I love my sons, in their various incarnations. They have strengths and gifts that amaze me. But success as a mother in my circumstance feels elusive.
For thirteen years, I have not been able to do enough or be enough for Jack. In a general sense, I’m sure God sees me as enough of a mom, but the reality is that I really can’t fix anything. I have only been able to hold on, overseeing Jack’s medical & psychological care, education, sensory integration needs, and behavior therapy.
With Jeff’s help, I’ve facilitated Jack living in our home for thirteen years.
For the past few months, I’ve been feeling like there is no way to win in this scenario. We are losing, in every sense, with Jack at home. Now, this very week, he is entering residential care (see *ten* previous posts—not hyperbole, for real). While it’s necessary, it doesn’t feel like a success story.
There are no winners here.
And yet, as I drove the boys to my parents’ house Saturday afternoon so Henry could mow their lawn, I contemplated Mother’s Day, and clearly unearthed this insight:
Mother’s Day is to celebrate women who labor in all sorts of impossible situations.
It’s not about the cultural ideal of the curated Instagram mom who exudes glossy perfection. It’s not about the mother we wish we were. It’s about appreciating the real work that real mothers everywhere do.
It’s about valuing what I have done for Jack these thirteen difficult years.

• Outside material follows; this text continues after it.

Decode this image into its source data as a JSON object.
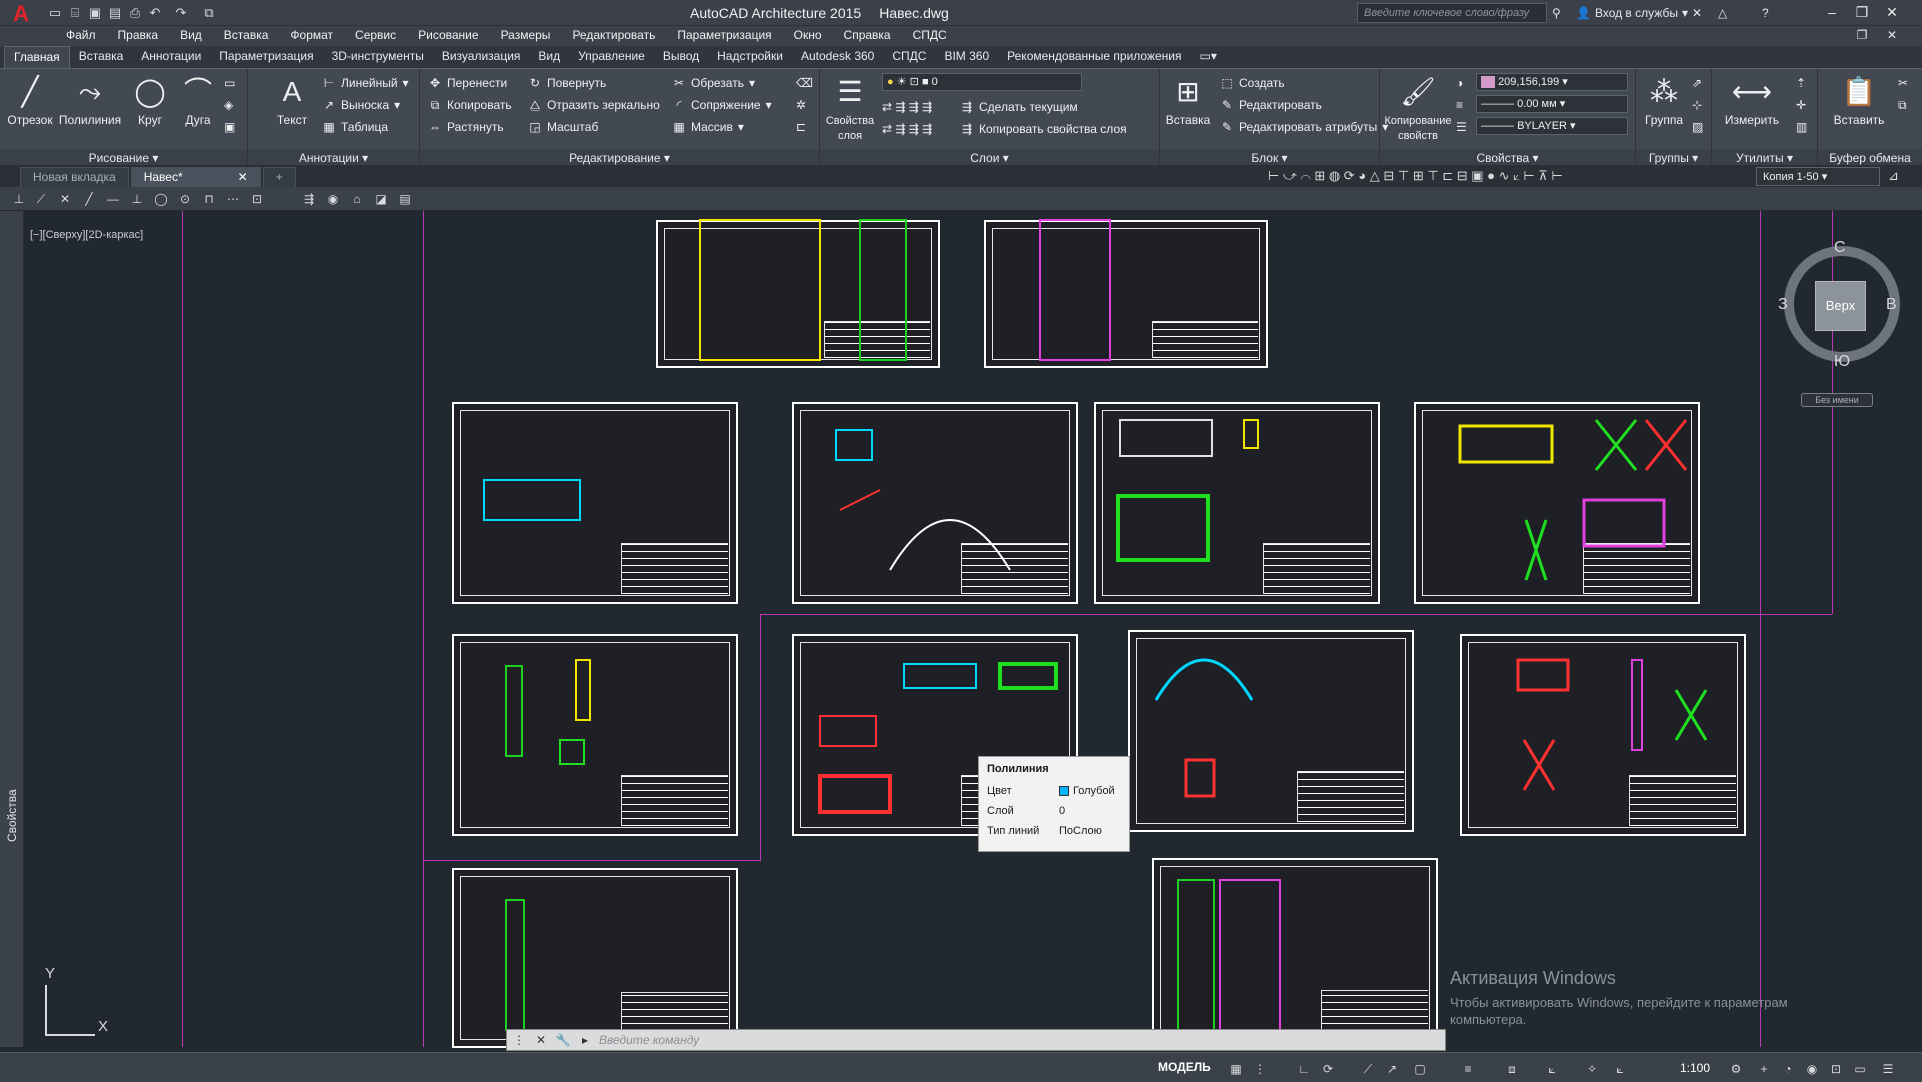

It feels like I have shed a skin. I’ve sloughed off my old Mother’s Day lassitude. It’s energizing to think of these long years of serving Jack not as a failed experiment—a plodding, inevitable, doomed trajectory.
Instead I can see this season, when I was able to care for Jack in our home, as a baker’s dozen years—a consecrated time of serving, suffering, and growing.
I’m thankful all my boys got to live here with Jeff and me for a time.
I’m thankful Jack has a place to go so we can all be safe and keep functioning.
I’m thankful we are connected as a family by eternal bonds.
I’m thankful to be Jack’s mom.
Happy Mother’s Day to me.
Happy Mother’s Day to Shirley, Joyce, and Grandma Snow.
Happy Mother’s Day to the women in heaven who went before me and loved me: Grandma Goates, Beverly, Grandma Wilcox, Colleen, and Grandma Lila.
Happy Mother’s Day to all the women who do hard things, who keep going, loving, and hoping, despite the sorrows and disappointments of mortality.